Employment & HR Article
10 February, 2017
Pimlico Plumbers' latest attempt to establish that their workforce is self-employed has failed.
The London-based firm Pimlico Plumbers provides domestic maintenance requirements for both individual homes and businesses. Charlie Mullins, the founder, employs a workforce of over 270 skilled tradesmen which includes Gary Smith, one of the firm's plumbers for the past six years.
Gary has recently received the decision from the Court of Appeal branding him and the other self-employed plumbers as workers and not self-employed contractors. Gary suffered a heart attack in 2010 and wished to reduce his working days from five down to three. The firm refused this variation and took away Gary's branded van which he had hired. Gary claimed he was dismissed as a result.

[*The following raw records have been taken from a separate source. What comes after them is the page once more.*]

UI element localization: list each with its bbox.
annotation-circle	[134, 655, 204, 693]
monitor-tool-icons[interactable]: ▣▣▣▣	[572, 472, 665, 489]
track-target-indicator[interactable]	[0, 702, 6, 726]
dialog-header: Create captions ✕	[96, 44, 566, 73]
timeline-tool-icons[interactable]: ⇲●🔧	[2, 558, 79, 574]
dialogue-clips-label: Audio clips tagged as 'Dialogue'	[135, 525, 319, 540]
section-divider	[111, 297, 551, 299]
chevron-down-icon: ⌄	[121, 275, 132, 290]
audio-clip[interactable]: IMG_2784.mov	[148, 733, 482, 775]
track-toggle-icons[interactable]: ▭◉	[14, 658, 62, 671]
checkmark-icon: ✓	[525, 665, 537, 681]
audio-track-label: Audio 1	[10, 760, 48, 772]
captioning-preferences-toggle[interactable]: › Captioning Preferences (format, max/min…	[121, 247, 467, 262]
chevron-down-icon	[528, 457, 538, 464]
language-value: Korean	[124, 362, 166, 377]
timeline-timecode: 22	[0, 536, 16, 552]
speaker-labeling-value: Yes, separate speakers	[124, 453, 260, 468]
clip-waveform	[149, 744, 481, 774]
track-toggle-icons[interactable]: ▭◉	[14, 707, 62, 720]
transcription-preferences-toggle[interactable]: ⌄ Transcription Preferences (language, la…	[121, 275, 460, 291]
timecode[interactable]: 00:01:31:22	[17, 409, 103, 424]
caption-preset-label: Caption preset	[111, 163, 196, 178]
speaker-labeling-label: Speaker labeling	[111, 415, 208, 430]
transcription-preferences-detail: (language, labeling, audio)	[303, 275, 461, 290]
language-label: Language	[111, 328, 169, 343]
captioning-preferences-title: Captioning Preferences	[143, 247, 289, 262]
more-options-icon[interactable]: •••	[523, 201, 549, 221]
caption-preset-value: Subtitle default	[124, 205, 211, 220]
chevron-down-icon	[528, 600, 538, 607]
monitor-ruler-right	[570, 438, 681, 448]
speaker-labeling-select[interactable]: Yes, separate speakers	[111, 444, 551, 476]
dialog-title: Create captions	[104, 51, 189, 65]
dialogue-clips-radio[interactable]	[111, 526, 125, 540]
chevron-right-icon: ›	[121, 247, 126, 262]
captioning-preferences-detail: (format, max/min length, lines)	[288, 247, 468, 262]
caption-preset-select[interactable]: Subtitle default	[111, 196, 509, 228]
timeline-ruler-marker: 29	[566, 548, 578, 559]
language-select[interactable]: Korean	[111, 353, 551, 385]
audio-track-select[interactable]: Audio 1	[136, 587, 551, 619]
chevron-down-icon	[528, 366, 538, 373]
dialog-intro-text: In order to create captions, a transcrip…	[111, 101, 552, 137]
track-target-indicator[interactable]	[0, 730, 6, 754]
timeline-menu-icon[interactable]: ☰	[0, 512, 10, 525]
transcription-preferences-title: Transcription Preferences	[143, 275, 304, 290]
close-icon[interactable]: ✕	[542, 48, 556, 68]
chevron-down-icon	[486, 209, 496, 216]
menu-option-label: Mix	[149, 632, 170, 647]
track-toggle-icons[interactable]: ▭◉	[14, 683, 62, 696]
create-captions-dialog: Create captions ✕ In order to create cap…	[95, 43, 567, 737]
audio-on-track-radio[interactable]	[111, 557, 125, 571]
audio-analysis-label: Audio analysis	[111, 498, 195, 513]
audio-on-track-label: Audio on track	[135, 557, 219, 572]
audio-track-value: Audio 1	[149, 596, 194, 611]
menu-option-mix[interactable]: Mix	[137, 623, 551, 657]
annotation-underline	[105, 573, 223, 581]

This ruling means that despite Gary being VAT registered and paying tax on a self-employed basis, as a worker he is entitled to more rights. Such rights include national minimum wage, the ability to bring a discrimination claim and paid holidays.
The Court of Appeal's decision highlights the difficulties which businesses face wanting self-employed contractors to appear part of the business in the eyes of a client, yet ensuring they do not obtain any legal employment rights by being classed as anything other. This case emphasises the importance of understanding that a contract does not always define the status of an individual within a work force or guarantee that an individual's role could not be perceived as something else.
Workers that have not been afforded all their rights can make claims for backdated entitlements. Businesses are recommended to have their working arrangements reviewed on a regular basis to ensure that they do not fall into the same difficulties as Pimlico Plumbers.